Castro, the younger brother of revolutionary icon Fidel Castro, served as president from 2008 to 2018. Although he is no longer head of state, Raul Castro remains an influential figure in Cuban politics. He retains the title of Army general, and his grandson Raul Guillermo Rodriguez Castro is known to be leading the ongoing negotiations between the United States and Cuba.

Republican lawmakers, especially those with ties to Florida’s large Cuban-American community, including Carlos Giménez and Mario Díaz-Balart, have repeatedly called for Castro to be indicted. After presenting evidence, the grand jury must announce an indictment.

In February 1996, two planes belonging to the Miami-based group crashed. Brothers who came to the rescue (Brothers to the Rescue) – an activist group that helped refugees escape by boat from Cuba to the United States – was shot down by the Cuban Air Force.

The question of whether the plane was in international or Cuban airspace remains controversial.

Four people were killed in the attack, and in March 1996, the U.S. government, led by President Bill Clinton, signed the Helms-Burton Act.

The bill strengthened economic sanctions against the Cuban government and stipulated that the U.S. commercial embargo against Cuba could be lifted only after Cuba became a democracy under non-Castro leadership.

Fidel Castro was President of Cuba in 1996, but some members of the U.S. Congress have argued that Raúl, then Cuba’s defense minister, must have been responsible for ordering the plane down.

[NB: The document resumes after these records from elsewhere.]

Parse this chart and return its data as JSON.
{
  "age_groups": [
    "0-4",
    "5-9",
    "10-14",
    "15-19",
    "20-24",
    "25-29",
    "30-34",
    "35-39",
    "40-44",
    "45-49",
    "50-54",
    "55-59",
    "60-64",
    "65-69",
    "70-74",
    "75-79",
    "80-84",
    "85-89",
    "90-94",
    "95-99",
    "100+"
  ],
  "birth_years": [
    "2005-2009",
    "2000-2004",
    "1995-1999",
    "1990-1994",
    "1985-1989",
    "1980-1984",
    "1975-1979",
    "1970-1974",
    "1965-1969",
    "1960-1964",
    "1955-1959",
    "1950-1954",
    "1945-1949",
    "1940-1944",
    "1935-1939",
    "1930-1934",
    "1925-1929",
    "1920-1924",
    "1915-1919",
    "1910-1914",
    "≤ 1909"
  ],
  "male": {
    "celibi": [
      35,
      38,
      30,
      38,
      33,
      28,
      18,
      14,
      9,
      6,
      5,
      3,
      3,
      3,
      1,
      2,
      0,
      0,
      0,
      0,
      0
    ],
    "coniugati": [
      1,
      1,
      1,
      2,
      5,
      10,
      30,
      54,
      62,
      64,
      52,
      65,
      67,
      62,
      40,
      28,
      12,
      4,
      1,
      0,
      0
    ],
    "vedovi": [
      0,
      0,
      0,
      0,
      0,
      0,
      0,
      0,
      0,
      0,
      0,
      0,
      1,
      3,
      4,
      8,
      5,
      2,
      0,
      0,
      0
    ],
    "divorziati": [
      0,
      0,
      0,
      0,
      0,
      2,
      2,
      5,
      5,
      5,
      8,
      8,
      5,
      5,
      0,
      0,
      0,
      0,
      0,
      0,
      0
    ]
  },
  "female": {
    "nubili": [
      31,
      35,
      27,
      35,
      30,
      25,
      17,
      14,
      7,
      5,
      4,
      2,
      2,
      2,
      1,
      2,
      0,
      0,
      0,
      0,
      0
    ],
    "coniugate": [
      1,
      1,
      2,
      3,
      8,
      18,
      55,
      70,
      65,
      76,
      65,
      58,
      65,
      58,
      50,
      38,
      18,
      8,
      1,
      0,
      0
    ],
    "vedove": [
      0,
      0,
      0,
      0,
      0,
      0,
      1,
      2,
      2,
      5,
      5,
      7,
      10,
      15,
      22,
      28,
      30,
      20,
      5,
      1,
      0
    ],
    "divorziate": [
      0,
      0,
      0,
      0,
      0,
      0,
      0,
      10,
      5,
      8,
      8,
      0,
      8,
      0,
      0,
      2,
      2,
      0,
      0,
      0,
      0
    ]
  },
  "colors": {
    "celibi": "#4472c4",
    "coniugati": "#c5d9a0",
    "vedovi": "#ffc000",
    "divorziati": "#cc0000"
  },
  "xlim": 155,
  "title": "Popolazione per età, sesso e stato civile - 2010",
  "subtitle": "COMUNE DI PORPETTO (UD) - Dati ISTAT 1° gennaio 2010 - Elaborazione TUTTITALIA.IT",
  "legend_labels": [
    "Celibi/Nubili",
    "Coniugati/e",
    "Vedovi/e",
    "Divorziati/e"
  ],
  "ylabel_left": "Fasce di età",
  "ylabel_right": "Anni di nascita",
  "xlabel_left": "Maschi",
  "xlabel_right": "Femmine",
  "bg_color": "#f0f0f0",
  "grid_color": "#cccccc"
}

Jorge Alfonso Pita, an independent Cuban journalist living in Mexico, said: Latin America Report About the potential implications for U.S. prosecution intentions.

“I do not believe that these accusations are intended to indict Raul Castro,” Alfonso insisted. “It appears to be a gesture to appease the Cuban-American and Republican lobby so that Trump and Rubio can say, ‘We will not allow impunity’ while negotiating with El Cangrejo (Fidel Castro’s grandson) and Cuban intelligence.”

But the move to prosecute the younger Castro may not be purely symbolic. The arrest and extradition of former Venezuelan President Nicolas Maduro to the United States in January shows the Trump administration’s willingness to prosecute and bring to trial foreign leaders.

Maduro is currently facing federal charges related to ‘narco-terrorism’ while detained in New York.

Latin America Report Cuban officials were contacted for comment on possible prosecution, but they declined.

Featured Image: Former U.S. President Barack Obama and Cuban President Raul Castro at Estadio Latinoamericano in Havana during their historic visit to the island.